No. Completing Form 1076 is not required under the Illinois Condominium Property Act (available here), including Section 22.1 (resales; disclosures; fees) and is in fact optional; however, failing to complete Form 1076 in full may result in the building being added to the “ineligible buildings” list, which would severely limit financing options for unit re-sales and loan refinancings (Fannie and Freddie support around 70% of the U.S. mortgage market). To avoid this issue, most condominium (and co-op) Boards have been electing, and continue electing, to complete Form 1076.
For Boards that choose to complete Form 1076, the recommended best practice is to:
- Carefully review and accurately answer each question;
- Consult with the association’s legal counsel, as needed, before completing and providing Form 1076 to lenders; and
- Periodically update responses to Form 1076 to ensure all answers are complete and factually accurate.
Following the above recommended guidelines will help mitigate potential issues and/or liability presented by an inaccurate or incomplete Form 1076 while also facilitating financing options for unit re-sales and refinancings.

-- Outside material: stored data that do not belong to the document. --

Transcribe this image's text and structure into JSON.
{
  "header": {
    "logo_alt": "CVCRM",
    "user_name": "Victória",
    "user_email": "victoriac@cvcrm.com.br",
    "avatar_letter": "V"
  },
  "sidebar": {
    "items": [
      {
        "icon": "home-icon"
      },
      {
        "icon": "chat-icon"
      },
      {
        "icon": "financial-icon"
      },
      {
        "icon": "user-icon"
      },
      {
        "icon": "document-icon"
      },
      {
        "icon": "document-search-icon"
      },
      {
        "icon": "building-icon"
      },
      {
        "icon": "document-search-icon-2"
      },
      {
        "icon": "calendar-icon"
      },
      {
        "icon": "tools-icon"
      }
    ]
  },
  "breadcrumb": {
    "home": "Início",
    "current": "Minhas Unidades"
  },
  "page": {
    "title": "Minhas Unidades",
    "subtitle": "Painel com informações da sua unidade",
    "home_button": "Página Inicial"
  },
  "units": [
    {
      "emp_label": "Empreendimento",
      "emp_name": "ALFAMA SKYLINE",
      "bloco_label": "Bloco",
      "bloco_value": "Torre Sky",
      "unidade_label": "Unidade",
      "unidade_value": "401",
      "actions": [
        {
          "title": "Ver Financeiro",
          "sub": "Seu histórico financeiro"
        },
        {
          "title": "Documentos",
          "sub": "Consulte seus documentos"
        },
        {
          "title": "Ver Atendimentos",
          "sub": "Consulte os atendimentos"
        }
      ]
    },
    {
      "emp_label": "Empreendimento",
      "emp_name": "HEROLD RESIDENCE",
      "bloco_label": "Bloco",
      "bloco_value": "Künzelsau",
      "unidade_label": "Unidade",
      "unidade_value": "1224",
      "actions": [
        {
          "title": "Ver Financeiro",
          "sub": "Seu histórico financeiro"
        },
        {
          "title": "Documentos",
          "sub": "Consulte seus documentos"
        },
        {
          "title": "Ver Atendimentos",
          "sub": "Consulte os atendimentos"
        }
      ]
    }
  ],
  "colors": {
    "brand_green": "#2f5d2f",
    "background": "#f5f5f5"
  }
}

Note: In the weeks and months following the initial implementation of Form 1076, some, but not all, condominium association and co-op Boards elected to not provide affirmative “yes” or “no” answers to specific questions in Form 1076 (or even refused to provide any answers or responses to Form 1076). This decision was due, at least in part, to the ambiguous wording of the questions and the fact that lenders are ultimately responsible for making determinations concerning the underlying building condition as part of their underwriting process. However, doing so is no longer a generally recommended strategy because, as noted above, doing so will more than likely result in the building being deemed “ineligible” for Fannie and Freddie financing.
Where Can I Find the New Fannie and Freddie Bulletins?
The Fannie bulletin is available here. The Freddie bulletin is available here.